FAT, NTFS, CIFS and DOS attributes

H. Peter Anvin hpa at zytor.com
Tue Jan 4 01:14:30 GMT 2005


tridge at samba.org wrote:
> 
> I think you'll find that all users of dos attributes on Linux will
> have very similar needs to Samba, and will want these things grouped
> together. For example:
> 
>  - backup/restore apps will want to backup/restore these attributes as
>    lumps
>  - wine implements essentially the same APIs as Samba, just in a
>    different form, and so tends to get the same groupings of
>    attributes get/set calls that Samba does (the SMB protocol is to a
>    large degree a on-the-wire version of Win32).
> 
> Are there any other significant users of DOS attributes on Linux that
> want something different?
> 

I don't know, but it certainly doesn't match my application (which is 
pretty simple... needing to frob DOS attribute bits while writing DOS 
files) or expectation thereof... plus it's not very unixy :-/

More or less what you seem to want is an ioctl() that takes a mask of 
what to write, similar to the way notify_change() works inside the 
kernel.  This is a legitimate API, but it requires knowledge of the 
internals, and isn't setxattr().  The big thing here is the need for a mask.

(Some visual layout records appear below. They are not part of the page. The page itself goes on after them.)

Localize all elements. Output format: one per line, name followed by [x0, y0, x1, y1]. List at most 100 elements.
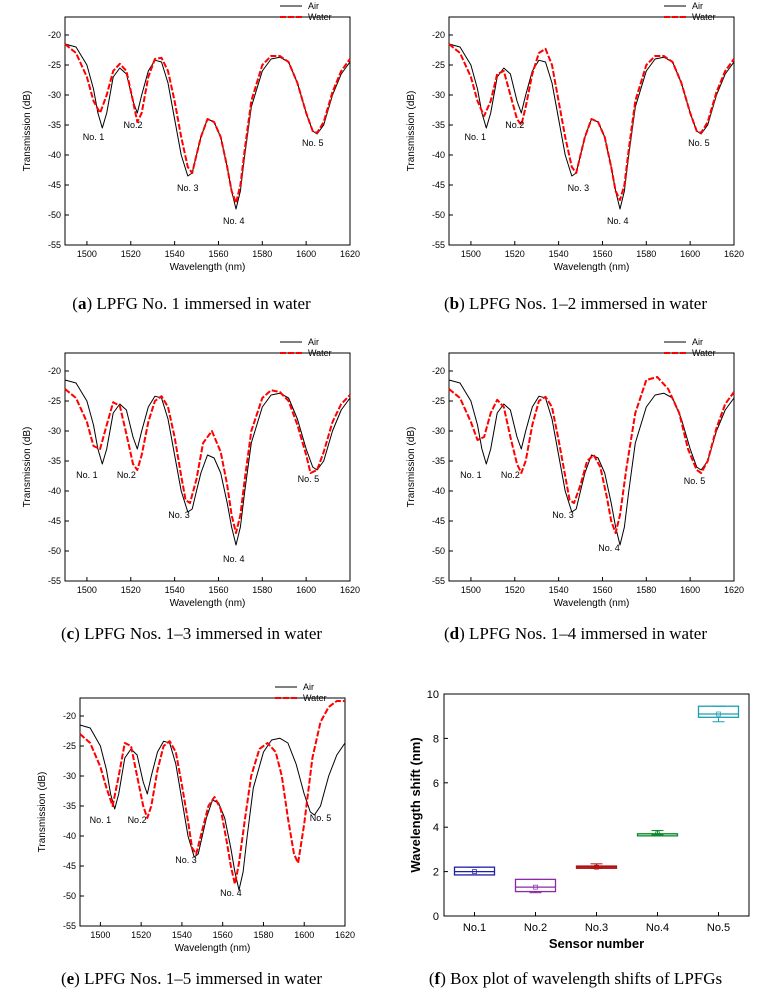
dip-label: No. 4	[607, 216, 629, 226]
y-axis-label: Transmission (dB)	[37, 772, 48, 853]
dip-label: No.2	[501, 470, 520, 480]
caption-e-text: LPFG Nos. 1–5 immersed in water	[84, 969, 323, 988]
dip-label: No.2	[505, 120, 524, 130]
caption-b-letter: b	[449, 294, 460, 313]
plot-frame	[448, 352, 735, 582]
dip-label: No.2	[123, 120, 142, 130]
y-tick-label: -55	[432, 576, 445, 586]
y-tick-label: 6	[433, 778, 439, 790]
y-tick-label: -40	[432, 150, 445, 160]
y-tick-label: -40	[63, 831, 76, 841]
y-axis-label: Transmission (dB)	[406, 427, 417, 508]
y-axis-label: Transmission (dB)	[406, 91, 417, 172]
caption-b-text: LPFG Nos. 1–2 immersed in water	[469, 294, 708, 313]
y-tick-label: -30	[432, 426, 445, 436]
x-tick-label: No.5	[707, 922, 730, 934]
y-tick-label: -55	[63, 921, 76, 931]
dip-label: No. 1	[460, 470, 482, 480]
y-tick-label: -30	[63, 771, 76, 781]
y-tick-label: -50	[48, 546, 61, 556]
x-axis-label: Wavelength (nm)	[554, 598, 630, 609]
dip-label: No. 5	[302, 138, 324, 148]
x-tick-label: No.1	[463, 922, 486, 934]
caption-b: (b) LPFG Nos. 1–2 immersed in water	[443, 294, 708, 313]
y-tick-label: -45	[48, 180, 61, 190]
y-tick-label: -35	[48, 456, 61, 466]
x-tick-label: 1540	[172, 930, 192, 940]
dip-label: No. 4	[598, 543, 620, 553]
caption-a-text: LPFG No. 1 immersed in water	[96, 294, 311, 313]
x-tick-label: 1600	[680, 249, 700, 259]
x-tick-label: No.3	[585, 922, 608, 934]
x-tick-label: 1500	[90, 930, 110, 940]
y-tick-label: -35	[63, 801, 76, 811]
box-mean-marker	[655, 831, 660, 837]
caption-c: (c) LPFG Nos. 1–3 immersed in water	[60, 624, 323, 643]
x-axis-label: Wavelength (nm)	[170, 262, 246, 273]
y-tick-label: -55	[48, 240, 61, 250]
chart-svg-d: 1500 1520 1540 1560 1580 1600 1620 -55 -50 -45 -40…	[406, 337, 744, 609]
x-tick-label: 1520	[505, 249, 525, 259]
caption-f-letter: f	[434, 969, 441, 988]
caption-c-letter: c	[66, 624, 75, 643]
x-tick-label: 1540	[165, 249, 185, 259]
x-tick-label: 1520	[131, 930, 151, 940]
box-mean-marker	[472, 869, 477, 874]
x-tick-label: 1620	[724, 249, 744, 259]
legend-label-air: Air	[303, 682, 314, 692]
y-tick-label: -20	[48, 30, 61, 40]
box-iqr	[697, 705, 740, 718]
dip-label: No.2	[128, 815, 147, 825]
y-axis-label: Transmission (dB)	[22, 427, 33, 508]
chart-panel-f: 0 2 4 6 8 10 No.1 No.2 No.3 No.4 No.5 Sensor number…	[384, 672, 767, 962]
dip-label: No. 4	[223, 216, 245, 226]
y-tick-label: -50	[63, 891, 76, 901]
x-tick-label: 1540	[165, 585, 185, 595]
y-tick-label: -50	[432, 210, 445, 220]
chart-svg-e: 1500 1520 1540 1560 1580 1600 1620 -55 -50 -45 -40…	[37, 682, 355, 954]
x-tick-label: 1580	[636, 585, 656, 595]
y-tick-label: -25	[432, 60, 445, 70]
box-mean-marker	[716, 711, 721, 717]
x-tick-label: 1560	[592, 585, 612, 595]
caption-a-letter: a	[77, 294, 87, 313]
chart-panel-e: 1500 1520 1540 1560 1580 1600 1620 -55 -50 -45 -40…	[0, 672, 383, 962]
dip-label: No. 3	[177, 183, 199, 193]
plot-frame	[443, 693, 750, 917]
dip-label: No. 5	[684, 476, 706, 486]
y-tick-label: -55	[48, 576, 61, 586]
legend-label-water: Water	[692, 12, 716, 22]
chart-svg-f: 0 2 4 6 8 10 No.1 No.2 No.3 No.4 No.5 Sensor number…	[408, 689, 750, 951]
x-tick-label: No.2	[524, 922, 547, 934]
series-line-air	[448, 43, 735, 210]
x-tick-label: No.4	[646, 922, 669, 934]
box-mean-marker	[594, 864, 599, 870]
box-iqr	[514, 878, 557, 893]
series-line-water	[64, 388, 351, 534]
legend-label-water: Water	[308, 348, 332, 358]
x-tick-label: 1560	[208, 585, 228, 595]
dip-label: No.2	[117, 470, 136, 480]
x-tick-label: 1520	[505, 585, 525, 595]
y-tick-label: -50	[432, 546, 445, 556]
caption-e: (e) LPFG Nos. 1–5 immersed in water	[60, 969, 323, 988]
x-tick-label: 1540	[549, 585, 569, 595]
y-tick-label: 10	[427, 689, 439, 701]
y-tick-label: -20	[432, 366, 445, 376]
x-tick-label: 1500	[77, 249, 97, 259]
y-tick-label: -45	[432, 516, 445, 526]
dip-label: No. 4	[220, 888, 242, 898]
y-tick-label: -55	[432, 240, 445, 250]
x-tick-label: 1620	[724, 585, 744, 595]
x-tick-label: 1560	[208, 249, 228, 259]
x-tick-label: 1540	[549, 249, 569, 259]
series-line-air	[79, 724, 346, 891]
x-tick-label: 1580	[636, 249, 656, 259]
caption-d: (d) LPFG Nos. 1–4 immersed in water	[443, 624, 708, 643]
dip-label: No. 3	[175, 855, 197, 865]
x-tick-label: 1520	[121, 585, 141, 595]
y-tick-label: -45	[48, 516, 61, 526]
caption-c-text: LPFG Nos. 1–3 immersed in water	[84, 624, 323, 643]
y-tick-label: -35	[432, 120, 445, 130]
chart-panel-d: 1500 1520 1540 1560 1580 1600 1620 -55 -50 -45 -40…	[384, 336, 767, 621]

Of course, one way one can do this is to expose user.dos.attrib or 
something like that as a synthesized block form of these, and still have 
separate system.* xattrs that control the individual options on the 
filesystems which actually store this stuff.

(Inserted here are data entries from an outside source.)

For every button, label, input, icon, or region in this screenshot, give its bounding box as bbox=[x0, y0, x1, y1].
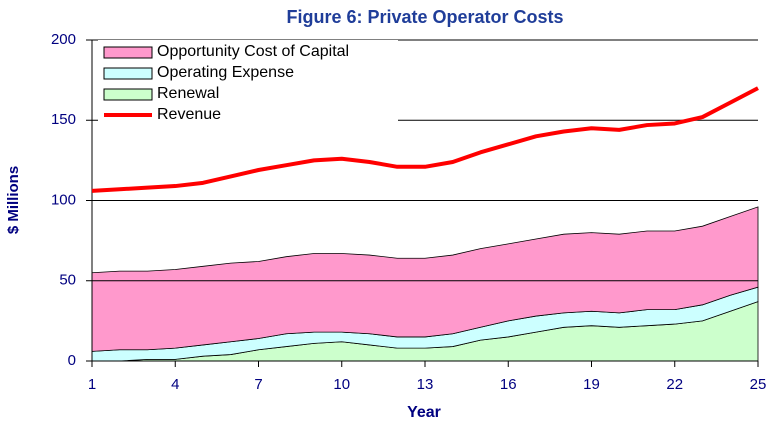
x-tick-label: 10 bbox=[333, 376, 350, 393]
y-tick-label: 50 bbox=[59, 272, 76, 289]
x-tick-label: 16 bbox=[500, 376, 517, 393]
legend-label: Operating Expense bbox=[157, 64, 294, 81]
x-tick-label: 19 bbox=[583, 376, 600, 393]
y-tick-label: 150 bbox=[51, 111, 76, 128]
x-axis-label: Year bbox=[407, 404, 441, 421]
x-tick-label: 22 bbox=[666, 376, 683, 393]
x-tick-label: 1 bbox=[88, 376, 96, 393]
chart-title: Figure 6: Private Operator Costs bbox=[286, 7, 563, 27]
y-tick-label: 100 bbox=[51, 191, 76, 208]
legend: Opportunity Cost of Capital Operating Exp… bbox=[98, 40, 398, 130]
legend-swatch bbox=[103, 46, 153, 59]
legend-swatch bbox=[103, 67, 153, 80]
y-tick-label: 200 bbox=[51, 31, 76, 48]
legend-label: Renewal bbox=[157, 85, 219, 102]
line bbox=[91, 86, 759, 193]
y-tick-label: 0 bbox=[68, 352, 76, 369]
legend-label: Revenue bbox=[157, 106, 221, 123]
legend-label: Opportunity Cost of Capital bbox=[157, 43, 349, 60]
x-tick-label: 25 bbox=[750, 376, 767, 393]
x-tick-label: 4 bbox=[171, 376, 179, 393]
area bbox=[91, 206, 759, 352]
legend-swatch bbox=[103, 88, 153, 101]
x-tick-label: 7 bbox=[254, 376, 262, 393]
x-tick-label: 13 bbox=[417, 376, 434, 393]
y-axis-label: $ Millions bbox=[5, 166, 22, 234]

I certainly see why *you* want it, but it still seems to me to be bad 
interface design for anything other than backup and file repository 
programs.  Also see my previous note about endianness of structures 
carried from place to place.

At this point I think I'm going to let my ioctl() patch stand as-is, 
solving the immediate problem, and let people who are more directly 
affected delve into this particular morass.